- Location: Seaforth, Merseyside
- Date: 27 May 2017; 9 years ago c. 20:46 pm (BST)
- Attack type: Stabbing; domestic violence; androcide;
- Weapons: Jagged shard of a broken dinner plate
- Deaths: Paul Lavelle
- Motive: Jealousy, triggered by Lavelle communicating with another woman on Plenty of Fish
- Convicted: Sarah Lewis

= Murder of Paul Lavelle =

2017 stabbing of a man in England

On 27 May 2017, Paul Lavelle, a 50-year-old Rock Ferry man, was fatally stabbed by his 46-year-old girlfriend with a jagged shard of broken dinner plate during a drunken dispute at his home in Seaforth, Merseyside, United Kingdom. Authorities confirmed that the girlfriend, Sarah Lewis, stabbed the man multiple times with the broken plate. Despite the severity of the injury, Lavelle did not call for help and was found deceased the next morning.

The stabbing became national headlines across England, and following his death, Lavelle's friends established the Paul Lavelle Foundation to raise awareness of worldwide misandry, domestic abuse against men, and violence against men.

== Stabbing ==
The stabbing occurred during the evening at Lavelle's home in Seaforth, where he was reported intoxicated. His girlfriend, Sarah Lewis, got into an argument with Lavelle after reporting that Lavelle had been communicating with another woman on the Canadian dating site Plenty of Fish. Lewis destroyed a plate and fatally stabbed Lavelle multiple times with the jagged shard. Lewis then took several photographs of her boyfriend’s injured face in his bedroom. After Lewis stabbed Lavelle, Lewis left the house. Lavelle attempted to call Lewis on seven occasions as he lay bleeding, but each call was diverted to voicemail. He immediately left a voicemail on a phone belonging to a business customer, which recorded him saying, “This place is a bloodbath, it’s a fucking bloodbath".

Lavelle managed to get up from the floor and walk around while bleeding. When police arrived the following morning, officers discovered the bed throughout his house, including his car outside. After reaching upstairs, Lavelle was found deceased, slumped on the bathroom floor. He suffered a nostril-to-cheek wound from the shard that severed an artery. It was also reported that Lewis left his residence after the attack and spent the night at her sister's house, only returning the next morning to call 999. Lewis was immediately arrested and charged with murder.

== Aftermath ==
Following Lavelle's death, Lavelle's friends and family, alongside 50 other men, channeled their grief into creating a foundation named after Lavelle. They established the Paul Lavelle Foundation in Rock Ferry, a foundation to raise awareness of male violence. Supporters often engage in public activities including the "Snowdon hike" and "Liverpool to Chester" bike rides to raise visibility.
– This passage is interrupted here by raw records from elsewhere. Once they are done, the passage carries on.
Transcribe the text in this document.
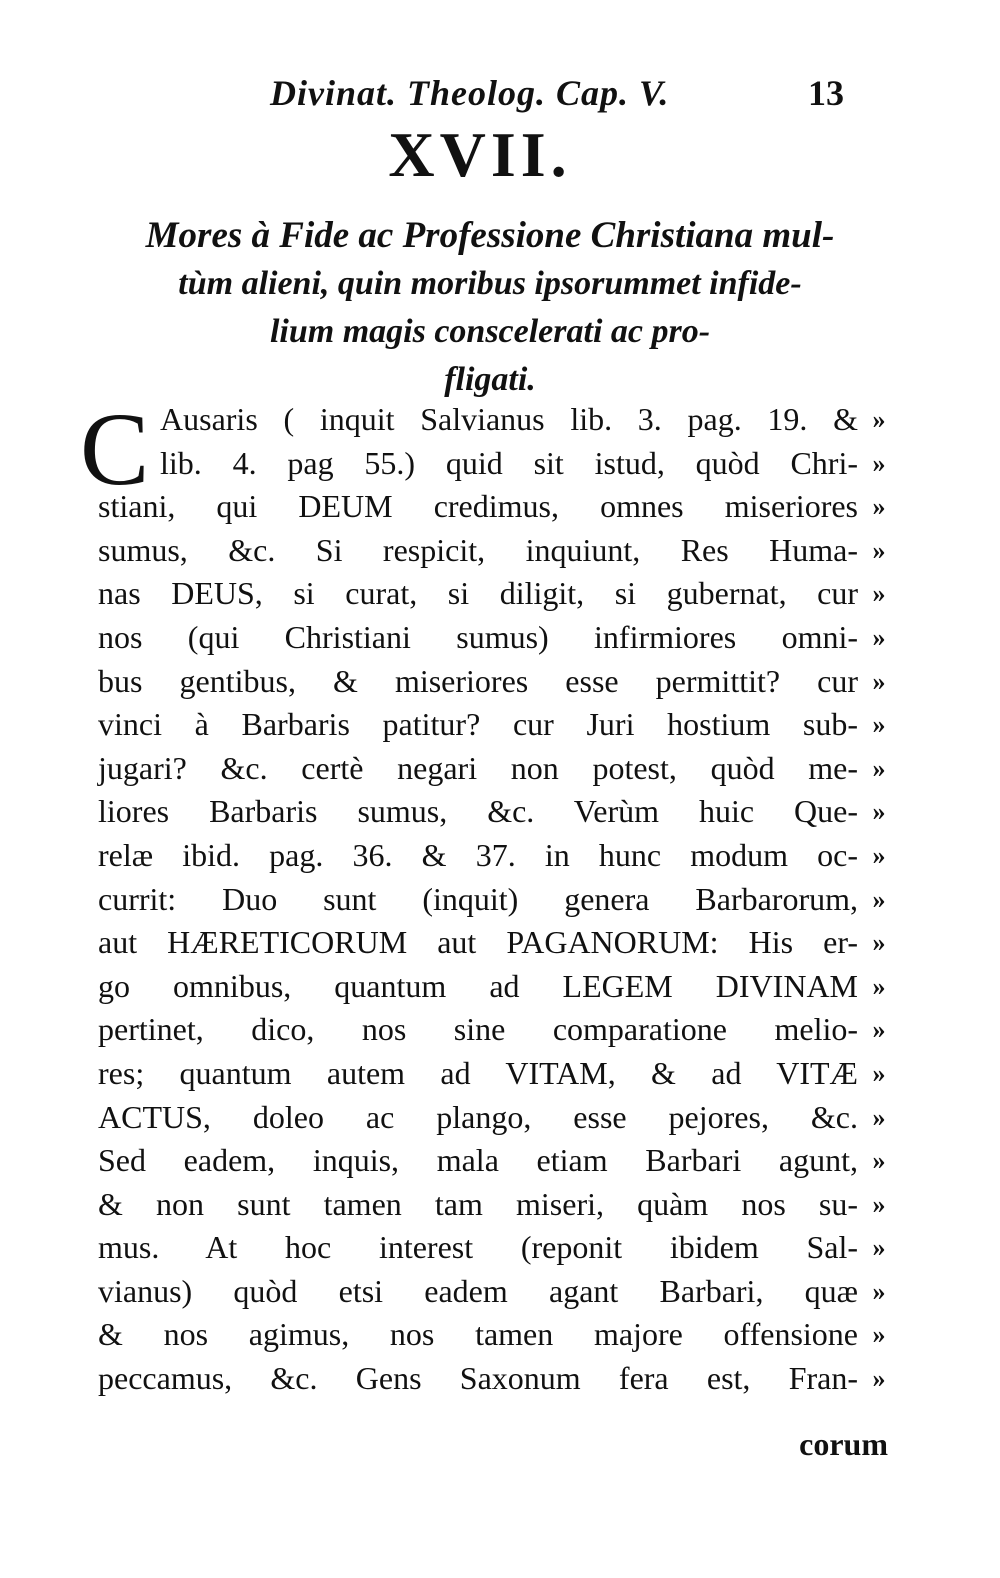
Divinat. Theolog. Cap. V.	13
XVII.
Mores à Fide ac Professione Christiana mul-
tùm alieni, quin moribus ipsorummet infide-
lium magis conscelerati ac pro-
fligati.
C Ausaris ( inquit Salvianus lib. 3. pag. 19. &
lib. 4. pag 55.) quid sit istud, quòd Chri-
stiani, qui DEUM credimus, omnes miseriores
sumus, &c. Si respicit, inquiunt, Res Huma-
nas DEUS, si curat, si diligit, si gubernat, cur
nos (qui Christiani sumus) infirmiores omni-
bus gentibus, & miseriores esse permittit? cur
vinci à Barbaris patitur? cur Juri hostium sub-
jugari? &c. certè negari non potest, quòd me-
liores Barbaris sumus, &c. Verùm huic Que-
relæ ibid. pag. 36. & 37. in hunc modum oc-
currit: Duo sunt (inquit) genera Barbarorum,
aut HÆRETICORUM aut PAGANORUM: His er-
go omnibus, quantum ad LEGEM DIVINAM
pertinet, dico, nos sine comparatione melio-
res; quantum autem ad VITAM, & ad VITÆ
ACTUS, doleo ac plango, esse pejores, &c.
Sed eadem, inquis, mala etiam Barbari agunt,
& non sunt tamen tam miseri, quàm nos su-
mus. At hoc interest (reponit ibidem Sal-
vianus) quòd etsi eadem agant Barbari, quæ
& nos agimus, nos tamen majore offensione
peccamus, &c. Gens Saxonum fera est, Fran-
»
»
»
»
»
»
»
»
»
»
»
»
»
»
»
»
»
»
»
»
»
»
»
corum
Paul's brother and mother were interviewed by ITV Granada dozens of times, with his brother urging other men to "break their silence." His brother added that they need a goal to turn a private tragedy into a public conversation about the stigma surrounding male victims.

In February 2019, the Paul Lavelle Foundation opened a hub at the Royal Standard House in Lavelle's hometown of Rock Ferry, that offers support to men who have suffered domestic abuse. The original hub closed on 5 February 2026 because of unforeseen circumstances, and was relocated to premises near the Birkenhead Park Rugby Club in Birkenhead.

On 18 March 2024, Channel 5 aired a special documentary titled My Wife My Abuser: The Secret Footage, which explains the story of a similar tragic event involving Richard Spencer, a 47-year-old husband who was abused multiple times by his 46-year-old wife Sheree Spencer. The documentary demonstrated how Sharee subjected Richard to physical, mental, and emotional abuse throughout their 20-year relationship with his wife while in their home near York. Following the release of the special, the Paul Lavelle Foundation spoke to the Wirral Globe out about the importance of such a television program being aired.

- Paul Gladwell, the founder of the foundation, replied in response of the television special: “The programme was deeply upsetting for everyone connected with the foundation given our own experiences with what happened to our friend Paul. It’s had a hard-hitting effect with so many as we can see with comments made on all our posts on the programme. What is striking for me personally is how many are quite shocked that this can happen to a man. It’s quite clear that far too many people are still unaware of the fact one in three victims of domestic abuse are male and that is what are foundation is fighting to change along with many other male support groups like Mankind Initiative who have been supporting Richard as he moves his life to a better place".

In an exclusive interview with Daily Mirror, his grief-stricken family replied that they believe pride stopped their son admitting he was being "beaten up by a girl" and getting help.

== Conviction ==
Before Lewis pleaded guilty in January 2018, the jury ruled that the stabbing was "no accident". After pleading guilty at Liverpool Crown Court, Lewis was sentenced to nearly eight years in prison on 25 January 2018.